Exercise won’t relieve hot flashes, study finds

Exercise won’t relieve hot flashes, study finds

Regular exercise has been linked to dozens of health benefits from preventing heart attacks to getting a better night’s sleep.

But if you’re a woman experiencing hot flashes during menopause, don’t expect relief from working out, says new research.

Study leaders compared a group of sedentary women who were experiencing frequent hot flashes with another group of ladies also experiencing hot flashes but who participated in a 12-week aerobic exercise program.

The results showed the sedentary women had no fewer flashes than those who exercised regularly. The findings were published in Menopause, a journal of the North American Menopause Society.

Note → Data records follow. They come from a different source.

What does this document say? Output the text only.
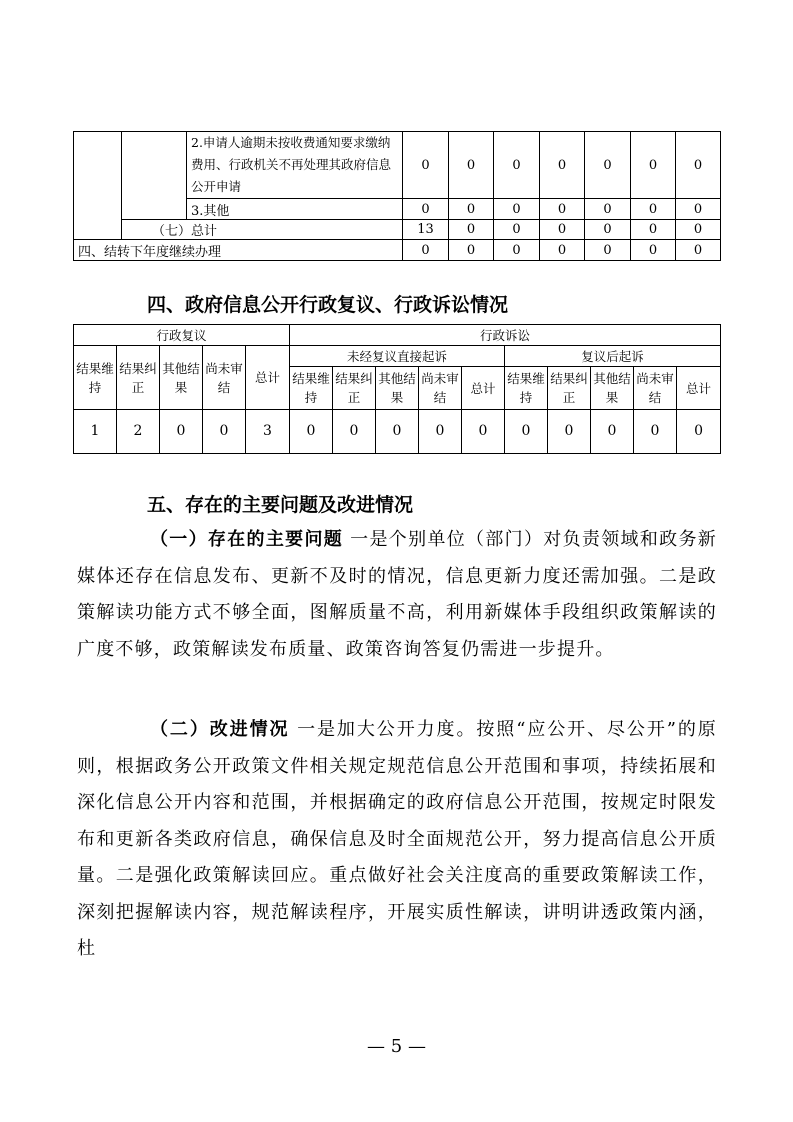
		2.申请人逾期未按收费通知要求缴纳费用、行政机关不再处理其政府信息公开申请	0	0	0	0	0	0	0
		3.其他	0	0	0	0	0	0	0
	（七）总计		13	0	0	0	0	0	0
四、结转下年度继续办理			0	0	0	0	0	0	0
四、政府信息公开行政复议、行政诉讼情况
行政复议					行政诉讼									
结果维持	结果纠正	其他结果	尚未审结	总计	未经复议直接起诉					复议后起诉				
					结果维持	结果纠正	其他结果	尚未审结	总计	结果维持	结果纠正	其他结果	尚未审结	总计
1	2	0	0	3	0	0	0	0	0	0	0	0	0	0
五、存在的主要问题及改进情况
（一）存在的主要问题 一是个别单位（部门）对负责领域和政务新媒体还存在信息发布、更新不及时的情况，信息更新力度还需加强。二是政策解读功能方式不够全面，图解质量不高，利用新媒体手段组织政策解读的广度不够，政策解读发布质量、政策咨询答复仍需进一步提升。
（二）改进情况 一是加大公开力度。按照“应公开、尽公开”的原则，根据政务公开政策文件相关规定规范信息公开范围和事项，持续拓展和深化信息公开内容和范围，并根据确定的政府信息公开范围，按规定时限发布和更新各类政府信息，确保信息及时全面规范公开，努力提高信息公开质量。二是强化政策解读回应。重点做好社会关注度高的重要政策解读工作，深刻把握解读内容，规范解读程序，开展实质性解读，讲明讲透政策内涵，杜
— 5 —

The nearly 250 women in the study recorded their experiences daily noting how often they experienced hot flashes, night sweats and how well they slept each night.

Researchers said those who exercised did see some positive outcomes when it came to sleeping better, but no major improvement with hot flashes. According to breastcancer.org, hot flashes are caused by hormonal changes during menopause. A drop in estrogen levels can cause a rise in body temperature.

Exercise may not relieve hot flashes, but health experts say the benefits of aerobic activity can go a long way in helping people disease-free lives.

The American Heart Association recommends at least 150 minutes per week of moderate exercise or 75 minutes per week of vigorous exercise (or a combination of moderate and vigorous activity).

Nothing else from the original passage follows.